On Dartguns and Disruptors

The nature of warfare (like almost everything else) underwent a dramatic shift in the early years of the Reawakening. Improvements in OCHRE technology and bio/logic programming made it abundantly clear to battle tacticians that old-fashioned weapons were simply not up to the challenge of modern combat.

The new medical knowledge and the rapid-healing capabilities of OCHREs (not to mention advances in body armor) made constructing a lethal projectile weapon a much more difficult task. In such a world, even advanced biological and chemical weaponry quickly became outmoded.

Nuclear weapons programs were never restarted after the tumult and chaos of the Autonomous Revolt, in which several smaller nuclear strikes were executed. The death of the nation-state ensured that there were no large, well-funded organizations with the wherewithal and desire to construct atomic weapons; and the advent of multi and the Data Sea made bombs increasingly irrelevant when your enemies were scattered around the globe and rarely present in large numbers.

So combat tacticians of the Reawakening developed the dartgun.

Dartguns

The standard weapon of modern times is the dartgun. Much like their ancestors from antiquity, dartguns shoot thin, needle-like projectiles at great distances. But whereas ancient darts were often tipped with poisons and neurotoxins, modern darts are loaded with microscopic OCHREs containing self-executing programs.

Weapons programmers have grown remarkably proficient at creating OCHREs that can spread through the body and immobilize or kill an adversary within fractions of a second. Much of this is accomplished with controlled radio and subaether transmissions from the infecting OCHREs that interact with other machines implanted in the body. The complexity of the OCHRE system ensures that there will always be loopholes to be exploited.

While it might seem like body armor could easily neutralize the threat of OCHRE-tipped darts, weapons engineers have become so proficient at creating armor-piercing darts as to render this strategy useless. Modern tacticians tend to focus on trying to quickly nullify or neutralize the effects of the invading code instead.

Multi Disruptors

Multi disruptors (often simply called “disruptors”) were originally designed with one purpose in mind: to forcefully cut someone’s multi connection. Before such weapons came into existence, there was nothing stopping an army from sending a multied intelligence agent into the midst of an enemy force. Such fears were also drastically slowing public adoption of the technology.

Common belief states that the Defense and Wellness Council initiated disruptor research as a way to safeguard the multi system. Having such weapons available, so the reasoning went, made seditious elements less likely to attack the multi system itself.

It has become public knowledge, however, that the Council has transformed the multi disruptor from a purely defensive weapon into an offensive one. Various drudge reports state that these advanced disruptors can actually inject programming code into an enemy’s bio/logic systems, much in the same fashion as an OCHRE-tipped dart.
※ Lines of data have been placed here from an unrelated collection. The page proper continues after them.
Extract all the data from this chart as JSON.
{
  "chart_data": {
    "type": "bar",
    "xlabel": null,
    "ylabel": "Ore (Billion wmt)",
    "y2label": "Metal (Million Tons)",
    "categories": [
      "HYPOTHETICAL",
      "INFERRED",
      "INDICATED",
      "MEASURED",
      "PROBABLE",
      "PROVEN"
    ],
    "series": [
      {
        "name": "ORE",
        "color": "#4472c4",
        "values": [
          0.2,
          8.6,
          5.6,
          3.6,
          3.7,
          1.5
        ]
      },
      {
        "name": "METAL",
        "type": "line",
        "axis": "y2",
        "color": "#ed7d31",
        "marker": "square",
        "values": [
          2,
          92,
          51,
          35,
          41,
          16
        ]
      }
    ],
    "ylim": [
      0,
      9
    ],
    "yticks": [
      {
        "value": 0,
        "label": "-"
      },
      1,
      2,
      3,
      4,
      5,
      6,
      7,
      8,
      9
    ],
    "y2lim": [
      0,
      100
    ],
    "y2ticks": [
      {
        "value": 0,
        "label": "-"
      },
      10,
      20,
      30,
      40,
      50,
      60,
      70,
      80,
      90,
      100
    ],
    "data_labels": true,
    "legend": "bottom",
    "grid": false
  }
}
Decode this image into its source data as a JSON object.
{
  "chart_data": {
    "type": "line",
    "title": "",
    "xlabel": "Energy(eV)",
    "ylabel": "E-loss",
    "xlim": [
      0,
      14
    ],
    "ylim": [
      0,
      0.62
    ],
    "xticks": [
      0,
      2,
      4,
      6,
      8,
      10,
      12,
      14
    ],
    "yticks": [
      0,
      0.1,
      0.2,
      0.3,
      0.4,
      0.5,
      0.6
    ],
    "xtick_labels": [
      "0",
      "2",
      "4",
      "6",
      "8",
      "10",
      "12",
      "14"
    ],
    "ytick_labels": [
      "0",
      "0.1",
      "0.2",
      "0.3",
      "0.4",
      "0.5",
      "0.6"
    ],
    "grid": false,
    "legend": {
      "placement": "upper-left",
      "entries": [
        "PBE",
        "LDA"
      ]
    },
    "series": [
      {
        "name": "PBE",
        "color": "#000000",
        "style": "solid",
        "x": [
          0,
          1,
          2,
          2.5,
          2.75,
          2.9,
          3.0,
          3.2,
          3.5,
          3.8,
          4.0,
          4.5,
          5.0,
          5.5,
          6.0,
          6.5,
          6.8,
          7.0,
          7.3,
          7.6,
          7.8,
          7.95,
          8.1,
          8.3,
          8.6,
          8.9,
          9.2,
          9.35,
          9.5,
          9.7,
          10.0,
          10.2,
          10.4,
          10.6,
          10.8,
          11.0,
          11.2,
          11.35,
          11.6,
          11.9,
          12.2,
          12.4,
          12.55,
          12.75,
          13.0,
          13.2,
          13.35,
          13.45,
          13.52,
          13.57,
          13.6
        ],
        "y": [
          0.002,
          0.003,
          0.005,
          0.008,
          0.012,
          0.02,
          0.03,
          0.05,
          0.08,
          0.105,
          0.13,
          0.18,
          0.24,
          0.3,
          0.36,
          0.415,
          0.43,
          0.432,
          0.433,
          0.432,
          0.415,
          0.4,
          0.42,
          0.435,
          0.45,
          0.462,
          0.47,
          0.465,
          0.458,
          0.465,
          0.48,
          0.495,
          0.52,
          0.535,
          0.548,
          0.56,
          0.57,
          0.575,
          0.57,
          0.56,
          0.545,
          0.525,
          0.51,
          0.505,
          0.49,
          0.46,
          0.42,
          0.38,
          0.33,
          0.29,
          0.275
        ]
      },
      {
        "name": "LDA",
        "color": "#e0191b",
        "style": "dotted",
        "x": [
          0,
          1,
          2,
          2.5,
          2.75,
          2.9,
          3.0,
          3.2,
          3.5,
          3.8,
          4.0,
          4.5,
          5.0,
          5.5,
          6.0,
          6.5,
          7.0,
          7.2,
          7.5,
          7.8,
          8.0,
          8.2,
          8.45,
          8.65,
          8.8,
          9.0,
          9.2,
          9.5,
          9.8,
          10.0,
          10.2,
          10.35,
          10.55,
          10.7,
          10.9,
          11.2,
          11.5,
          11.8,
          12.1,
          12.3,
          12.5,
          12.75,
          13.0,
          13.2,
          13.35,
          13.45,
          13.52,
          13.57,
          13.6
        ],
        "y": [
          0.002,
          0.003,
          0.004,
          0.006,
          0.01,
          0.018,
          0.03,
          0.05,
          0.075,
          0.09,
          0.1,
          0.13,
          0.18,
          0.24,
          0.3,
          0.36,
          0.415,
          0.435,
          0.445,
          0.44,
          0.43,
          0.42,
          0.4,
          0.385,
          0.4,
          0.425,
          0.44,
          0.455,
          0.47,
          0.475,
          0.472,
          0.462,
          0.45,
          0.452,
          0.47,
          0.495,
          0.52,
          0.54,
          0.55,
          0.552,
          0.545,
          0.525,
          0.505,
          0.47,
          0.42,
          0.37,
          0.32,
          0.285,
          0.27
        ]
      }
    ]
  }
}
The Council has been loathe to publicize or even admit the existence of these weapons, however, fearing that such actions might lead to widespread panic and abandonment of the multi system.

The New Warfare Act of 221

Probably the most significant piece of legislation to make its way through the government in the early 200s was the New Warfare Act of 221. This bill legalized non-lethal warfare and set the ground rules for nearly all conflicts that have followed since.

The bill essentially allows any citizen to carry and deploy non-lethal force in a wide variety of circumstances. As a consequence, private security has become a huge business, with every organization from creeds to bureaucrats to L-PRACGs hiring its own private force.

Proponents of the New Warfare Act say that this legislation has drastically reduced the casualties of conflict and pushed opposing parties to discuss their grievances in a more civilized fashion. But opponents claim that non-lethal warfare has produced thousands of private security forces with conflicting agendas who feel no compunction about shooting first and asking questions later.

The most controversial provision of the New Warfare Act actually requires L-PRACGs to leave security “trap doors” in their membership’s OCHRE systems that are only accessible to the central government. The goal was to standardize weapons systems and prevent an escalating technology war. This provision drew (and continues to draw) public outcry, with libertarian activists calling it “legalized slavery to the Defense and Wellness Council.” It is believed that there are few L-PRACGs who actually comply with this law. Thus far, the Defense and Wellness Council has not sought to enforce it — although this may be primarily because the Council’s weapons systems are still effective enough to overcome any private programming defenses.